« C'est une avancée forte », s'est félicité ce jeudi le Dr William Joubert, président de l’Union nationale des professionnels de santé (UNPS, réunissant douze organisations de libéraux). Au lendemain du comité de suivi de l'accord-cadre interprofessionnel (ACIP), le généraliste du Mans a expliqué que l'Assurance-maladie avait acté l'ouverture de négociations concrètes sur l'avenant relatif aux équipes de soins coordonnées autour du patient (Escap), « avec une revoyure en juin et une proposition définitive ». Cet avenant devrait prévoir l'expérimentation nationale pour trois ans de ce nouveau mode d'exercice coordonné qui se veut « souple et agile autour du patient ».
Quatre populations cibles
Le cadre a déjà été balisé, lors de groupes de travail avec la caisse. La population concernée par cette expérimentation a été définie : les patients polypathologiques chroniques de plus de 65 ans, les patients ayant été hospitalisés suite à un AVC, les patients diabétiques insulinodépendants et ceux en soins palliatifs. « Cela représente environ cinq millions de patients », précise Sébastien Guérard, vice-président de l'UNPS et président de la Fédération des masseurs-kinésithérapeutes rééducateurs (FFMKR).
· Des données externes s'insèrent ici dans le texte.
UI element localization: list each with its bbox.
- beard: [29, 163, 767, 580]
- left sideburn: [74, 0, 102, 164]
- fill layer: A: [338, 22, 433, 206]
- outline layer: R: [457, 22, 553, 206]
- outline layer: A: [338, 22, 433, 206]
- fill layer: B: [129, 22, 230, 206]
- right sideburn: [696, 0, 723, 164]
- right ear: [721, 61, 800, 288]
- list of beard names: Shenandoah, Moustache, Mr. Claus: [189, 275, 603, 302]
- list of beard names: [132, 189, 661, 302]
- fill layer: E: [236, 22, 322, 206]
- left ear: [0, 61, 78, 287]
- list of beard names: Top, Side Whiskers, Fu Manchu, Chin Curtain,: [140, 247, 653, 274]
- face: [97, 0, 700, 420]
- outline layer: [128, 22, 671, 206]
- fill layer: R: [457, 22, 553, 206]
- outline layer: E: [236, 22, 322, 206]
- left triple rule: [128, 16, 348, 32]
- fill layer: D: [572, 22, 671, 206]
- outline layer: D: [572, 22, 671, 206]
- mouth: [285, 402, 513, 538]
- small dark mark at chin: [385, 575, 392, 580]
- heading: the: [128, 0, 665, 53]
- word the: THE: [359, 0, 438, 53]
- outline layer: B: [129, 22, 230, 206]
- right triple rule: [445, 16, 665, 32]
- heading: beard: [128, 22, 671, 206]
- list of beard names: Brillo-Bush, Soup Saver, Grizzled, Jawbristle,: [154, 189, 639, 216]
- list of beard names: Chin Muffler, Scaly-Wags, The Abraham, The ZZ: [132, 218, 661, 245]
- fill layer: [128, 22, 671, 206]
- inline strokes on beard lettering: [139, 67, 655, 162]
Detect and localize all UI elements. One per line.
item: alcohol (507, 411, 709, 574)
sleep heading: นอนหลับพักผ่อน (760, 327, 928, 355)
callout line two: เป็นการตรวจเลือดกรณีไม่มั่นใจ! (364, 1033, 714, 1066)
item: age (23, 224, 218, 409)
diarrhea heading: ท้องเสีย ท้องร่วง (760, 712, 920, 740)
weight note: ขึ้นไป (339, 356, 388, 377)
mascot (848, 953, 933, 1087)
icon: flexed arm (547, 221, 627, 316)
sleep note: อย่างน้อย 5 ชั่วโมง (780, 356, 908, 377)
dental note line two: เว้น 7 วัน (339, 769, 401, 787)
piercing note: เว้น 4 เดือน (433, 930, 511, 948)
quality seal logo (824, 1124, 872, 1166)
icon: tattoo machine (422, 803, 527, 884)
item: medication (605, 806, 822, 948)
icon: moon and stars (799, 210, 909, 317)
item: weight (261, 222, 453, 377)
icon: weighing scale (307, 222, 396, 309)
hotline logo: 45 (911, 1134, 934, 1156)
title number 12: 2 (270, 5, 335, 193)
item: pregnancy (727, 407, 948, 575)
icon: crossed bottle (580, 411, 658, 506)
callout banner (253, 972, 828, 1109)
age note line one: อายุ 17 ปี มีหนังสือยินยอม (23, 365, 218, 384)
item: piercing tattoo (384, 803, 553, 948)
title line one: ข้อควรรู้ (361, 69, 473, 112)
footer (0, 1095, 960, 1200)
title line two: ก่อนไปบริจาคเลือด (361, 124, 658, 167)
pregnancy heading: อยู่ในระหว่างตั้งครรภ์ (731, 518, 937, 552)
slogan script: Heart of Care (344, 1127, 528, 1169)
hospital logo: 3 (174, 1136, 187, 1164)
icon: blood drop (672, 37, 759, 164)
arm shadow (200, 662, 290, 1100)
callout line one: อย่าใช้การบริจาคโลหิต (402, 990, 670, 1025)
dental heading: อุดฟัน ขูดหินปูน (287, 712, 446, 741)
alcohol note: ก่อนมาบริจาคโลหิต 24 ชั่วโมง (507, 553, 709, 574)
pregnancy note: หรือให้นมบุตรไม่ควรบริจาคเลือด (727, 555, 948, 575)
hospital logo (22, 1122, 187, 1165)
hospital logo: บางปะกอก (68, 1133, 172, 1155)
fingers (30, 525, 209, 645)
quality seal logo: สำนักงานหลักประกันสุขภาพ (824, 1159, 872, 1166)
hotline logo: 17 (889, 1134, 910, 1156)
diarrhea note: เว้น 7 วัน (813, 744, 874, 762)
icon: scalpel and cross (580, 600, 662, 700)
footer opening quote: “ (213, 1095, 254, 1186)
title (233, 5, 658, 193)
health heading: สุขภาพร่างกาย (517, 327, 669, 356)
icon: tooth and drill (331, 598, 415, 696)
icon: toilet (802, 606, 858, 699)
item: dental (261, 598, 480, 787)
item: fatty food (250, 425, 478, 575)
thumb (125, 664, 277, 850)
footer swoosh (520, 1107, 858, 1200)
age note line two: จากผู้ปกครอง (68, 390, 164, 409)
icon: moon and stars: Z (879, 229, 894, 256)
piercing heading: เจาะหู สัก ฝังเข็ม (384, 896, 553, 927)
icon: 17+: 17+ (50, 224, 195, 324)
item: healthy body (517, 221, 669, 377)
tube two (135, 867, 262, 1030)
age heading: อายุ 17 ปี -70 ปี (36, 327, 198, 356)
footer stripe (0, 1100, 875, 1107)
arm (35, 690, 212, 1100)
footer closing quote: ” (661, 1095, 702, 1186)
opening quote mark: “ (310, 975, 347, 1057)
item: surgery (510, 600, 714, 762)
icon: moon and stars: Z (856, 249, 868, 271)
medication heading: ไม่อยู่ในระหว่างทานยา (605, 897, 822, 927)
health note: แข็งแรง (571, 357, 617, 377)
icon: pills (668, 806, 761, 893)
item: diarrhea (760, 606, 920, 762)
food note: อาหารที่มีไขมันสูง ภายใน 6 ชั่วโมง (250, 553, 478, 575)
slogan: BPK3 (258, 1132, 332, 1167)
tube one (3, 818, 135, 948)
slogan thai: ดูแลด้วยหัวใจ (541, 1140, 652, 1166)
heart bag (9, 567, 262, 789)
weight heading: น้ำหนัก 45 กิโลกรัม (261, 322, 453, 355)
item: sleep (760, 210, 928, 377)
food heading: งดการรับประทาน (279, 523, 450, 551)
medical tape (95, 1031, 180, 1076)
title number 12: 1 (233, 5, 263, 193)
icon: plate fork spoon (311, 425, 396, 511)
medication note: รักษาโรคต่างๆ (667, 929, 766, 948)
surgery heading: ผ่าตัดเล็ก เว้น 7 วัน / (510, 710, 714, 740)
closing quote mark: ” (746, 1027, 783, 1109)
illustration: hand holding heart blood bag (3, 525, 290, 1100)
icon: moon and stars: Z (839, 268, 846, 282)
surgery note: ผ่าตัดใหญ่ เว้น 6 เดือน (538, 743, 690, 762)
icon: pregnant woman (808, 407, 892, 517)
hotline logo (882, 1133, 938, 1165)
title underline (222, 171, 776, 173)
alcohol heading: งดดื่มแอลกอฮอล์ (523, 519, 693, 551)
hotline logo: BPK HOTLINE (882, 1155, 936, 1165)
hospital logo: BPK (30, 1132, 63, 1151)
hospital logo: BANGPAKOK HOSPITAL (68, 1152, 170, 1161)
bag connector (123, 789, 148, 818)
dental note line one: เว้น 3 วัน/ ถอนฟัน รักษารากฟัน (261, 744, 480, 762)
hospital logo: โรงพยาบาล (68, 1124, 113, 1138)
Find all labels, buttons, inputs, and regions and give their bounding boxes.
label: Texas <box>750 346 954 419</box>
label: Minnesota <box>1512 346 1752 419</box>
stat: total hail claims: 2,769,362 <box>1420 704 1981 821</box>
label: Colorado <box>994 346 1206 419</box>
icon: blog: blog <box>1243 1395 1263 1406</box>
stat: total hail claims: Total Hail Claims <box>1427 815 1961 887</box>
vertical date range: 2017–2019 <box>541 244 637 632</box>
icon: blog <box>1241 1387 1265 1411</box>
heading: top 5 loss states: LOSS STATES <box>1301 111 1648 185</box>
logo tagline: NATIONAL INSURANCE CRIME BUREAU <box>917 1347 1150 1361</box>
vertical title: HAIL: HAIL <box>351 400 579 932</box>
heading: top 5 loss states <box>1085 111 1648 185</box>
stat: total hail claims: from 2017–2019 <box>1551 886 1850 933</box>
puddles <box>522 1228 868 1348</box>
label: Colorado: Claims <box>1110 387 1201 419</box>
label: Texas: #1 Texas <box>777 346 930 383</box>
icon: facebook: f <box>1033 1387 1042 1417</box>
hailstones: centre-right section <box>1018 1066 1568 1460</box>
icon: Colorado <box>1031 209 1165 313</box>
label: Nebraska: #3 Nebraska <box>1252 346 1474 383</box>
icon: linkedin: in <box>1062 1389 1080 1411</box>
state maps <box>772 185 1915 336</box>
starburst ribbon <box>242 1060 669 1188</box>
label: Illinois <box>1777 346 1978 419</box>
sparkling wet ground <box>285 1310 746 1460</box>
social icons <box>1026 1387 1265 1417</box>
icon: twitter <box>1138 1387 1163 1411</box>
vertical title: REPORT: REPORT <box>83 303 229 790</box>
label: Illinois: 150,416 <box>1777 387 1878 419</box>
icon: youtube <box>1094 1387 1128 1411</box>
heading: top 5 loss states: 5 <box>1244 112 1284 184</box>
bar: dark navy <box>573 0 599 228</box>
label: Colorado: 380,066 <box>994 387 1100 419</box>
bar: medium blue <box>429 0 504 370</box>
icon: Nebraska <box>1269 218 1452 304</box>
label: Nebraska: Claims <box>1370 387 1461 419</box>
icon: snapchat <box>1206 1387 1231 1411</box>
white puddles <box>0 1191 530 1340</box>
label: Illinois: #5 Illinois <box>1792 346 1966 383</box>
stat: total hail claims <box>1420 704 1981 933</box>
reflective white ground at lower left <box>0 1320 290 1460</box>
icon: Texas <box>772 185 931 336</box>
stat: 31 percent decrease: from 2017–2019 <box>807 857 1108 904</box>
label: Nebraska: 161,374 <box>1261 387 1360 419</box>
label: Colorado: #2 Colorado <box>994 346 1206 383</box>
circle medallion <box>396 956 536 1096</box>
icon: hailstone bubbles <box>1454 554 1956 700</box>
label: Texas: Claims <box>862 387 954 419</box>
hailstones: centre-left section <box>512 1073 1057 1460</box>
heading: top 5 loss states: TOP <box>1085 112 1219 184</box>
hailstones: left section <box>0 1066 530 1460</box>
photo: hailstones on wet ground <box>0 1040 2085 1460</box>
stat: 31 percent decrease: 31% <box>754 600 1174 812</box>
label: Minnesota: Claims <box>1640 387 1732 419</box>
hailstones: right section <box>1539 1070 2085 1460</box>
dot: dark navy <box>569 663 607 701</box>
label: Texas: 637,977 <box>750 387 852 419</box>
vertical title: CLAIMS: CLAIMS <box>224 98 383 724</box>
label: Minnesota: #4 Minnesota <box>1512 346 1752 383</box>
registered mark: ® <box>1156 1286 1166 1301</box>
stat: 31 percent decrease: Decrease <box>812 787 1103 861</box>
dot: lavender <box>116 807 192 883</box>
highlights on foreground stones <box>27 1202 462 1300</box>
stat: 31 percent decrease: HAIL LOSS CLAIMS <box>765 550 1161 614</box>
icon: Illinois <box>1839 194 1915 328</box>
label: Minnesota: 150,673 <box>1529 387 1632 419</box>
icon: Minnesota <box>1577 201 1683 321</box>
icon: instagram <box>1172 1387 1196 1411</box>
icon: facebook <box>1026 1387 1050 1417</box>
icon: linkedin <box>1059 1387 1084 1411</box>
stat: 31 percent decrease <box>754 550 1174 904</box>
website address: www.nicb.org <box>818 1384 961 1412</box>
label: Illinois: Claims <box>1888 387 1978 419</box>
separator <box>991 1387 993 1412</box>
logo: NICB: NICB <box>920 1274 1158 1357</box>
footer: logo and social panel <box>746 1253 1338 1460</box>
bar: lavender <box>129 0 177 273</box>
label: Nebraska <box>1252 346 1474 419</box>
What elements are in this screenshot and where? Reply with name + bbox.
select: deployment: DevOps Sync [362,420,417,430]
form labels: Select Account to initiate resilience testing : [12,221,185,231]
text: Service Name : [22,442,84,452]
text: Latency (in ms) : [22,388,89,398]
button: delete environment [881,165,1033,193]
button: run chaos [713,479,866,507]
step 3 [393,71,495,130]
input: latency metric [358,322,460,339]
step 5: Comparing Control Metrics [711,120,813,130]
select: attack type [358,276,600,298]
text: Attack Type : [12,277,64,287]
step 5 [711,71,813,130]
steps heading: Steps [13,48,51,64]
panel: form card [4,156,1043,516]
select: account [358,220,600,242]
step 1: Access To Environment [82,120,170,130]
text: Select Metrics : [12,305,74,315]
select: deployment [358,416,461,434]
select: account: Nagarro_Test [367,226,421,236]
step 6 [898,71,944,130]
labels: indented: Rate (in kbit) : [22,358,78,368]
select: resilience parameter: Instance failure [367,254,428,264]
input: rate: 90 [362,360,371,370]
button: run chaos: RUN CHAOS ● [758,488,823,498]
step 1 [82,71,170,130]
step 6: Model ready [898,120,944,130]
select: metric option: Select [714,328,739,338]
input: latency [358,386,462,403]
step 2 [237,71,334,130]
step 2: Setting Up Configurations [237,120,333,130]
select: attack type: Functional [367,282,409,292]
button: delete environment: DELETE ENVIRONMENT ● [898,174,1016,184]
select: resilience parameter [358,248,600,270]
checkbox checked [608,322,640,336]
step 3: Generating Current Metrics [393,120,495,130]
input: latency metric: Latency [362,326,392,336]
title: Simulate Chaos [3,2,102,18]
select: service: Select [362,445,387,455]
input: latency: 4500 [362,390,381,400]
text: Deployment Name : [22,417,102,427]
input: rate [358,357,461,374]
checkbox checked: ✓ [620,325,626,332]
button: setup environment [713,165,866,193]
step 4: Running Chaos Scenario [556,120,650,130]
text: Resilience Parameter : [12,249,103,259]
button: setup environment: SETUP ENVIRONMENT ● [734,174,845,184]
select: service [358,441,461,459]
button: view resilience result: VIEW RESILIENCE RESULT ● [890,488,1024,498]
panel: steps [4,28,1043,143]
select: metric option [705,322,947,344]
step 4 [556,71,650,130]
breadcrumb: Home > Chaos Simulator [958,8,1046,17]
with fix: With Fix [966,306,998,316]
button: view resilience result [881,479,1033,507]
Le principe de mise en œuvre est aussi bien avancé. Pour déclencher l'Escap, le soignant – médecin, infirmière, kiné, etc. – identifie un besoin de coordination d'un patient, en s'appuyant sur une grille d’inclusion basée sur différents critères, comme l’âge, la pathologie ou la mobilité, contenue dans une application dédiée, déjà proposée par trois industriels (Paymed, Idomed et Entr'Actes).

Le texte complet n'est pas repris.